I always differentiate between being Socrates and being a Troll. These are very different characters with different purposes, and more often than not the former is what you need. Below is differentiation between these and why you may need a more Socratic approach.
Character 1: The Troll
The Troll is a controversial character. Trolls pull apart ideas and stir up trouble.
As such, a Troll facilitator is one who is pulling apart and challenging ideas and concepts until a group can sufficiently contradict them or abandon the idea.
They use targeted questions, often digging into things said and drawing on personal experience and knowledge to test the validity and soundness of the concept in question. Trolls often believe themselves to be highly knowledgeable and so should the Troll facilitator. Your role is to draw on your expertise or ability to challenge to ensure a programme team have learned from something, or have thought an idea all the way through. This is crucial for learning exercises, strategy testing, prosecuting in a Contribution Court and other such learning-focused sessions that have evidence and material to work through.

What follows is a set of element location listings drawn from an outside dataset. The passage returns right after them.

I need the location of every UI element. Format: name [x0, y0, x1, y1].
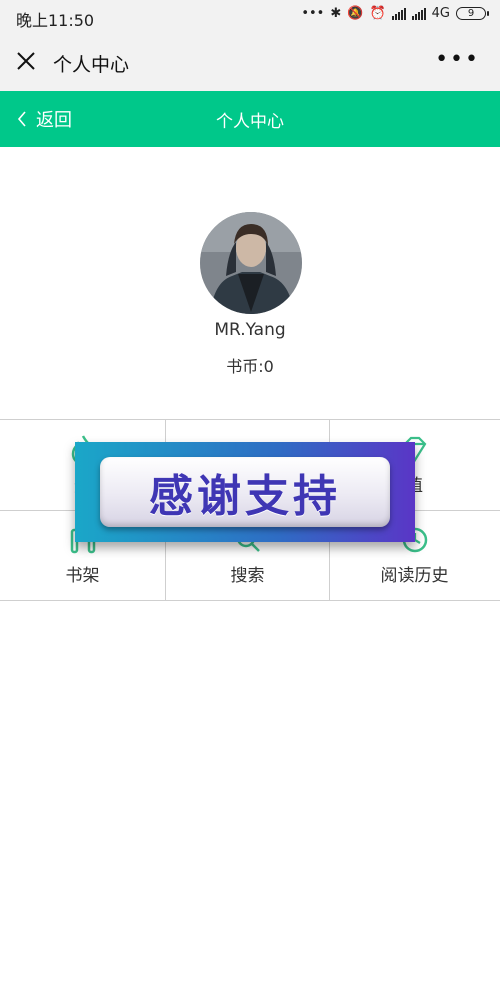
- page-title: 个人中心: [216, 112, 284, 132]
- bluetooth-icon: ✱: [330, 6, 342, 21]
- avatar-image: [200, 212, 302, 314]
- thanks-plate: 感谢支持: [100, 457, 390, 527]
- page-header: 返回 个人中心: [0, 91, 500, 147]
- close-icon[interactable]: [14, 49, 38, 73]
- wechat-title-bar: 个人中心 •••: [0, 33, 500, 91]
- more-dots-icon: •••: [301, 6, 325, 21]
- status-bar: 晚上11:50 ••• ✱ 🔕 ⏰ 4G 9: [0, 0, 500, 33]
- status-icons: ••• ✱ 🔕 ⏰ 4G 9: [301, 6, 489, 21]
- alarm-icon: ⏰: [369, 6, 386, 21]
- wechat-title: 个人中心: [53, 54, 130, 76]
- thanks-text: 感谢支持: [149, 471, 341, 522]
- network-type: 4G: [431, 6, 450, 21]
- battery-icon: 9: [456, 7, 489, 20]
- signal-icon: [411, 7, 426, 20]
- signal-icon: [391, 7, 406, 20]
- battery-level: 9: [467, 8, 475, 19]
- grid-item-label: 阅读历史: [380, 566, 449, 586]
- username: MR.Yang: [214, 320, 286, 340]
- more-menu-button[interactable]: •••: [435, 47, 480, 72]
- grid-item-label: 书架: [65, 566, 100, 586]
- avatar[interactable]: [200, 212, 302, 314]
- grid-item-label: 搜索: [230, 566, 265, 586]
- thanks-banner: 感谢支持: [75, 442, 415, 542]
- mute-bell-icon: 🔕: [347, 6, 364, 21]
- status-time: 晚上11:50: [16, 11, 95, 30]
- coin-balance: 书币:0: [226, 357, 274, 376]
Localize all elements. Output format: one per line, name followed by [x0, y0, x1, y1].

This kind of facilitation need not be cruel, it can be done very gently. It is valuable when deployed effectively as it can nudge an embarrassed team to critically examine what went wrong, or support a team to weigh up risks of a new strategy. However, bear in mind the willingness of a team to learn or be challenged before taking on this kind of role.
Character 2: Socrates
Socrates is a more placid character. Socrates’ role in the Platonic Dialogues has been to unify a group around a definition for a collectively identified concept, following some carefully managed debate.
As such, a Socratic facilitator is someone who plays a unifying role. They seek to constructively work with a group and build towards agreement on something collectively identified as important.
They use open-ended questions, avoiding interjecting personal opinion or beliefs that might take away from those in the room. Remember: Socrates claimed to know nothing, and so should the Socratic facilitator. Your role is not to be the expert in the room. Instead it is to be a wise conductor of a conversation or exercise, building on the expertise of your participants until agreement is reached. This is crucial for constructive exercises like building a Theory of Change, an Actor-Based Change Framework, Most Significant Change, and similar. In fact, the Socratic facilitator role is crucial to most participatory approaches (but not all). By taking on this role you will get the best out of a team, especially when trying to build something.
This kind of facilitation doesn’t need to be constantly placid, you can absolutely hold your ground if you feel the group aren’t getting there, and interject if disagreement is too stark. When done well, it is valuable in helping insecure or diverse groups come to agreement around how to proceed, or to help a group express thoughts and feelings about a situation. However, bear in mind strong personalities in the room who may dominate, and be prepared to adjust if you are finding a group isn’t engaged.